La fondation de l’ordre des religieuses fut difficile à obtenir ; mais, une fois son consentement accordé, le maître traita les nouvelles venues exactement comme ses religieux, les instruisant, leur donnant, à l’occasion, d’excellents conseils qu’un directeur chrétien ne désavouerait pas. Dans un langage plein de finesse, il cherche à prémunir les nonnes contre ces bavardages si facilement engendrés par l’oisiveté du cloître. « Méfiez-vous, dit-il aux femmes, de ces intempérances de langue naturelles à votre sexe ; parlez peu et avec mesure, vous n’aurez jamais à vous en repentir. Vous ne sauriez être trop modérées dans le choix de vos expressions, ni trop réservées dans le sujet de vos discours. » Sâkya combat plus énergiquement encore la coquetterie, cet ennemi qui se dissimule sous les plis de la robe la plus grossière.
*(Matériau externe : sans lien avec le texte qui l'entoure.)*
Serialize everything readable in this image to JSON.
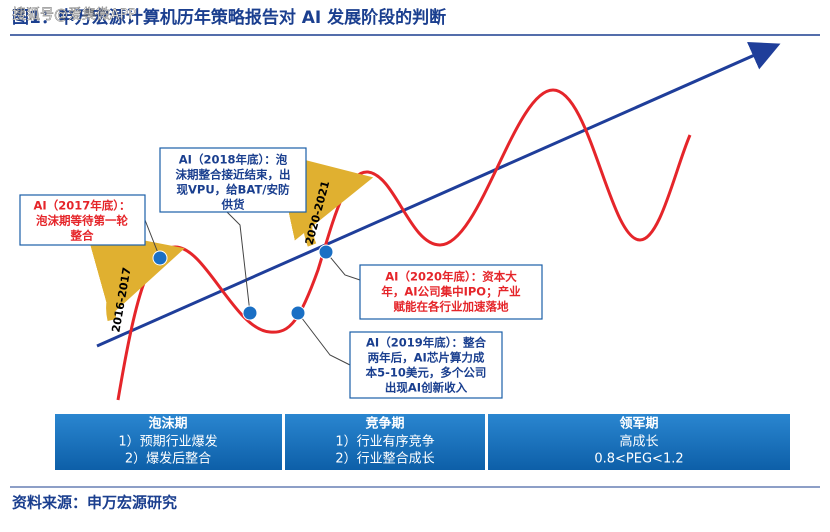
{
  "watermark": "搜狐号@爱集微APP",
  "title": "图1：申万宏源计算机历年策略报告对 AI 发展阶段的判断",
  "arrows": [
    "2016-2017",
    "2020-2021"
  ],
  "callouts": [
    {
      "lines": [
        "AI（2017年底）：",
        "泡沫期等待第一轮",
        "整合"
      ]
    },
    {
      "lines": [
        "AI（2018年底）：泡",
        "沫期整合接近结束，出",
        "现VPU，给BAT/安防",
        "供货"
      ]
    },
    {
      "lines": [
        "AI（2020年底）：资本大",
        "年，AI公司集中IPO；产业",
        "赋能在各行业加速落地"
      ]
    },
    {
      "lines": [
        "AI（2019年底）：整合",
        "两年后，AI芯片算力成",
        "本5-10美元，多个公司",
        "出现AI创新收入"
      ]
    }
  ],
  "phases": [
    {
      "name": "泡沫期",
      "lines": [
        "1）预期行业爆发",
        "2）爆发后整合"
      ]
    },
    {
      "name": "竞争期",
      "lines": [
        "1）行业有序竞争",
        "2）行业整合成长"
      ]
    },
    {
      "name": "领军期",
      "lines": [
        "高成长",
        "0.8<PEG<1.2"
      ]
    }
  ],
  "source": "资料来源：申万宏源研究"
}
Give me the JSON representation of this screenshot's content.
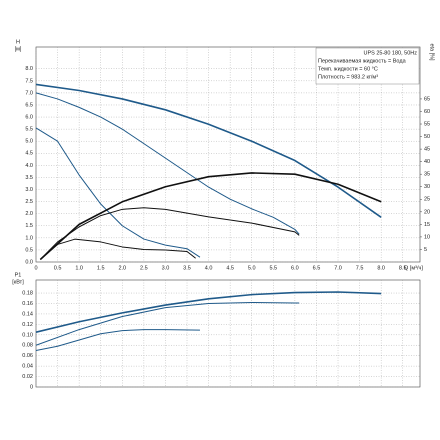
{
  "chart_data": [
    {
      "type": "line",
      "ylabel": [
        "H",
        "[м]"
      ],
      "y2label": "eta [%]",
      "xlabel": "Q [м³/ч]",
      "info": [
        "UPS 25-80 180, 50Hz",
        "Перекачиваемая жидкость = Вода",
        "Темп. жидкости = 60 °C",
        "Плотность = 983.2 кг/м³"
      ],
      "xlim": [
        0,
        8.9
      ],
      "ylim": [
        0,
        8.9
      ],
      "y2lim": [
        0,
        85.7
      ],
      "grid": true,
      "xticks": [
        0,
        0.5,
        {
          "value": 1,
          "label": "1.0"
        },
        1.5,
        {
          "value": 2,
          "label": "2.0"
        },
        2.5,
        {
          "value": 3,
          "label": "3.0"
        },
        3.5,
        {
          "value": 4,
          "label": "4.0"
        },
        4.5,
        {
          "value": 5,
          "label": "5.0"
        },
        5.5,
        {
          "value": 6,
          "label": "6.0"
        },
        6.5,
        {
          "value": 7,
          "label": "7.0"
        },
        7.5,
        {
          "value": 8,
          "label": "8.0"
        },
        8.5
      ],
      "yticks": [
        {
          "value": 0,
          "label": "0.0"
        },
        0.5,
        {
          "value": 1,
          "label": "1.0"
        },
        1.5,
        {
          "value": 2,
          "label": "2.0"
        },
        2.5,
        {
          "value": 3,
          "label": "3.0"
        },
        3.5,
        {
          "value": 4,
          "label": "4.0"
        },
        4.5,
        {
          "value": 5,
          "label": "5.0"
        },
        5.5,
        {
          "value": 6,
          "label": "6.0"
        },
        6.5,
        {
          "value": 7,
          "label": "7.0"
        },
        7.5,
        {
          "value": 8,
          "label": "8.0"
        }
      ],
      "y2ticks": [
        5,
        10,
        15,
        20,
        25,
        30,
        35,
        40,
        45,
        50,
        55,
        60,
        65
      ],
      "series": [
        {
          "color": "#1f5a8a",
          "width": 1.6,
          "x": [
            0,
            1,
            2,
            3,
            4,
            5,
            6,
            7,
            8
          ],
          "values": [
            7.35,
            7.1,
            6.75,
            6.3,
            5.7,
            5.0,
            4.2,
            3.1,
            1.85
          ]
        },
        {
          "color": "#1f5a8a",
          "width": 1,
          "x": [
            0,
            0.5,
            1,
            1.5,
            2,
            2.5,
            3,
            3.5,
            4,
            4.5,
            5,
            5.5,
            6,
            6.1
          ],
          "values": [
            7.0,
            6.75,
            6.4,
            6.0,
            5.5,
            4.9,
            4.3,
            3.7,
            3.1,
            2.6,
            2.2,
            1.85,
            1.35,
            1.15
          ]
        },
        {
          "color": "#1f5a8a",
          "width": 1,
          "x": [
            0,
            0.5,
            1,
            1.5,
            2,
            2.5,
            3,
            3.5,
            3.8
          ],
          "values": [
            5.55,
            5.0,
            3.6,
            2.4,
            1.5,
            0.95,
            0.7,
            0.55,
            0.2
          ]
        },
        {
          "color": "#111111",
          "width": 1.6,
          "axis": "y2",
          "x": [
            0.1,
            1,
            2,
            3,
            4,
            5,
            6,
            7,
            8
          ],
          "values": [
            1,
            15,
            24,
            30,
            34,
            35.5,
            35,
            31,
            24
          ]
        },
        {
          "color": "#111111",
          "width": 1,
          "axis": "y2",
          "x": [
            0.1,
            0.5,
            1,
            1.5,
            2,
            2.5,
            3,
            4,
            5,
            6,
            6.1
          ],
          "values": [
            1,
            8,
            14,
            18.5,
            21,
            21.6,
            21,
            18,
            15.5,
            12,
            10.6
          ]
        },
        {
          "color": "#111111",
          "width": 1,
          "axis": "y2",
          "x": [
            0.1,
            0.5,
            0.9,
            1.5,
            2,
            2.5,
            3,
            3.5,
            3.7
          ],
          "values": [
            1,
            7,
            9.1,
            8,
            6,
            5,
            4.8,
            4.2,
            1.5
          ]
        }
      ]
    },
    {
      "type": "line",
      "ylabel": [
        "P1",
        "[кВт]"
      ],
      "xlim": [
        0,
        8.9
      ],
      "ylim": [
        0,
        0.205
      ],
      "grid": true,
      "xticks": [
        0,
        0.5,
        1,
        1.5,
        2,
        2.5,
        3,
        3.5,
        4,
        4.5,
        5,
        5.5,
        6,
        6.5,
        7,
        7.5,
        8,
        8.5
      ],
      "yticks": [
        0,
        0.02,
        0.04,
        0.06,
        0.08,
        {
          "value": 0.1,
          "label": "0.10"
        },
        0.12,
        0.14,
        0.16,
        0.18
      ],
      "series": [
        {
          "color": "#1f5a8a",
          "width": 1.6,
          "x": [
            0,
            1,
            2,
            3,
            4,
            5,
            6,
            7,
            8
          ],
          "values": [
            0.105,
            0.125,
            0.142,
            0.157,
            0.169,
            0.177,
            0.181,
            0.182,
            0.179
          ]
        },
        {
          "color": "#1f5a8a",
          "width": 1,
          "x": [
            0,
            1,
            2,
            3,
            4,
            5,
            6,
            6.1
          ],
          "values": [
            0.08,
            0.11,
            0.135,
            0.152,
            0.16,
            0.162,
            0.161,
            0.161
          ]
        },
        {
          "color": "#1f5a8a",
          "width": 1,
          "x": [
            0,
            0.5,
            1,
            1.5,
            2,
            2.5,
            3,
            3.8
          ],
          "values": [
            0.07,
            0.078,
            0.09,
            0.102,
            0.108,
            0.11,
            0.11,
            0.109
          ]
        }
      ]
    }
  ]
}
Il y avait, parmi les novices, une jeune fille très-vaine de sa beauté. Les nonnes n’avaient pas de miroir ; mais il était si simple de s’admirer dans l’étang des lotus ! Le Bouddha fit apparaître dans l’eau une figure plus parfaite que celle de la religieuse ; tandis que celle-ci regardait déjà d’un œil jaloux, le fantôme se transforma par degrés, et finit par offrir l’aspect d’une vieille repoussante. La religieuse faillit s’évanouir : « Eh bien, ma fille, dit le maître, voilà l’image fidèle de ce que deviendra cette beauté dont vous êtes si fière. » La leçon était bonne, et elle profita.

La première épouse de Bimbisâra était aussi fort orgueilleuse ; elle n’avait jamais consenti à voir le Bouddha, et était fort irritée de l’ascendant qu’il exerçait sur son mari. On la conduisit, par surprise, au monastère de Vênouvana, et Sâkya-Mouni se servit avec succès du procédé qui avait réussi pour la religieuse. Cette reine adulée, extrême dans tous ses sentiments, descendit du trône pour se faire religieuse. Elle devint, parmi les femmes, disciple de la main droite, faveur que lui valurent ses mérites passés plutôt que son illustre naissance.

Selon toute vraisemblance, ce fut à quelques pas de Djêtavana que s’éleva le premier couvent de femmes Bouddhistes. Au viie siècle, Hiouen-Thsang vit une tour penchée, dernier vestige du Vihâra que dirigeait Gautamî.

Le Bouddha vécut ainsi en famille, dans des conditions singulières, voyant chaque jour sa mère et sa femme, les traitant avec une familiarité affectueuse, mais recevant, en échange, le respect qu’on doit à un religieux et à un supérieur. Si une expression de regret monta parfois aux lèvres de Gôpâ, nul n’en sut jamais rien. L’âme s’échappa enfin de ce corps, dont tous les liens terrestres avaient été brisés. Entourée d’un mari et d’un fils, qui l’appelaient « ma sœur, » la religieuse s’éteignit doucement, les yeux tournés vers Sâkya, l’objet unique de son amour, guidée par cette main chérie dans les sentiers de la délivrance. Quelle femme n’envierait sa destinée !

  1. V. l’Index.
  2. V. p. 84, n.
  3. V. l’Index au mot joug.
  4. Galeries ouvertes.
  5. Lianes.
  6. V. l’Index.
  7. V. l’Index.
  8. Bigandet, Life of Gaudama, p. 179.